Oh, we mean it at the time, but time is not user-friendly to our attention spans. When our sound and fury runs its course and our lives drift back to normal routines, well, as we all know, it's business as usual until the next round with Mother Nature and the warlords.
We are reminded time and time again that the infrastructure of our country is in serious disrepair. Our bridges, our dikes, our highways and many of our public buildings, including schools, are run down and worn out. Our city streets are patched and potholed, and our rivers and streams are like backed up sewers. Our factories continue to spew poisonous emissions into the atmosphere. If we dare to raise our voices in protest, we are called tree-huggers and threats to the economic growth of the nation.
I believe that most Americans yearn to live in peace with a clean environment and in a society that is free, fair and safe. Wishful thinking perhaps, but natural disasters and wars notwithstanding, maybe one day, we'll remember the lessons of the past and strengthen our resolve to halt the cycle of the "memory loss" that all too often prevails.
- George Morin
Sheehan rights come with responsibility
Pat Dozier's letter ("Cindy Sheehan has the right to protest," To the Editor, Sept. 24) wailed, "Cindy Sheehan has just as much right to protest on public land as you have to write your opinions."

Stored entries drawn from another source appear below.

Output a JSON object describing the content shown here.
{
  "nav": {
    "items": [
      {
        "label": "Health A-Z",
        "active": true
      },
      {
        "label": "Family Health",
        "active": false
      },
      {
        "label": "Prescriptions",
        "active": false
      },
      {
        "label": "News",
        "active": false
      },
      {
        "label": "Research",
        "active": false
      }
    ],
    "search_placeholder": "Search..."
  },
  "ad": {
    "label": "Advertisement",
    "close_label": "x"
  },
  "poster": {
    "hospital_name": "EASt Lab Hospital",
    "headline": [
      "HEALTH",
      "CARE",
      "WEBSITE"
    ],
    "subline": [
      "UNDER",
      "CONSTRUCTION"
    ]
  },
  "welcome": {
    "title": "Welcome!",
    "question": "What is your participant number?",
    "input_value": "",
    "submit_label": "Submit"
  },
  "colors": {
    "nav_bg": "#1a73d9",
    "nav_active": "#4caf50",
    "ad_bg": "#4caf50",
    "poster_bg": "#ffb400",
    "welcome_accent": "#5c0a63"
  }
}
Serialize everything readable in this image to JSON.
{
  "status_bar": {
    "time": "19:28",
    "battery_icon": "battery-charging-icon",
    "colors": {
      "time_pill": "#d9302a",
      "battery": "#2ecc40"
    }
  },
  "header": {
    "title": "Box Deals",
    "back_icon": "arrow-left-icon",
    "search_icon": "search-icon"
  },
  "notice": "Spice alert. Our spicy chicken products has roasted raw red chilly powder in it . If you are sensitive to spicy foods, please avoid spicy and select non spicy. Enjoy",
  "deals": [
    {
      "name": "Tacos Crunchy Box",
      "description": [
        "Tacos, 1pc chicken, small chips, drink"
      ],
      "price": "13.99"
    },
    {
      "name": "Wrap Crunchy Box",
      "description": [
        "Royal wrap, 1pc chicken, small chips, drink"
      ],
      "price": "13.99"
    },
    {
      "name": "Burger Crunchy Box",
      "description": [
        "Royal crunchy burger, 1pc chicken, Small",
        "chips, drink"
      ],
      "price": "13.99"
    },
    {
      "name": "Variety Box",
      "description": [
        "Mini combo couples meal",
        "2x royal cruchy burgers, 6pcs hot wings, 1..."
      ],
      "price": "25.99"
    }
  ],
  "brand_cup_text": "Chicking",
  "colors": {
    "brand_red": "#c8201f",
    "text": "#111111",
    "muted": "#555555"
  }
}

Yes, but with that right comes the moral responsibility to at least act like a civilized human being. Calling terrorists who would gleefully destroy our country "freedom fighters" and calling our president a "murderer" can hardly be called acting responsibly - or sanely.
- Ernest Wade
Feds not to blame for lack of action
Please send that flag to me care of the Gwinnett Daily Post ("Shame on feds for disgraceful response," To the Editor, Sept. 22). I will give it a home where it will be displayed proudly. I took my flag down the moment Bill Clinton lied openly to the American people and then debated the meaning of the word "is."
We were all touched by the images from Hurricane Katrina, but to put the blame on the federal government is shameful. This was a natural disaster. However, it was compounded by the belligerent inaction of local government - Louisiana and New Orleans in particular. To assess the blame on the president, vice president, Karl Rove and, amazingly, Pat Robertson, suggests that you know little of how our government and disaster assistance works.
By the way, blaming the federal government but praising FEMA is contradictory. Also, that a large number of New Orleans police officers abandoned their job is not worthy of praise.
I eagerly await the criminal indictments of New Orleans Mayor Ray Nagin and La. Gov. Kathleen Blanco.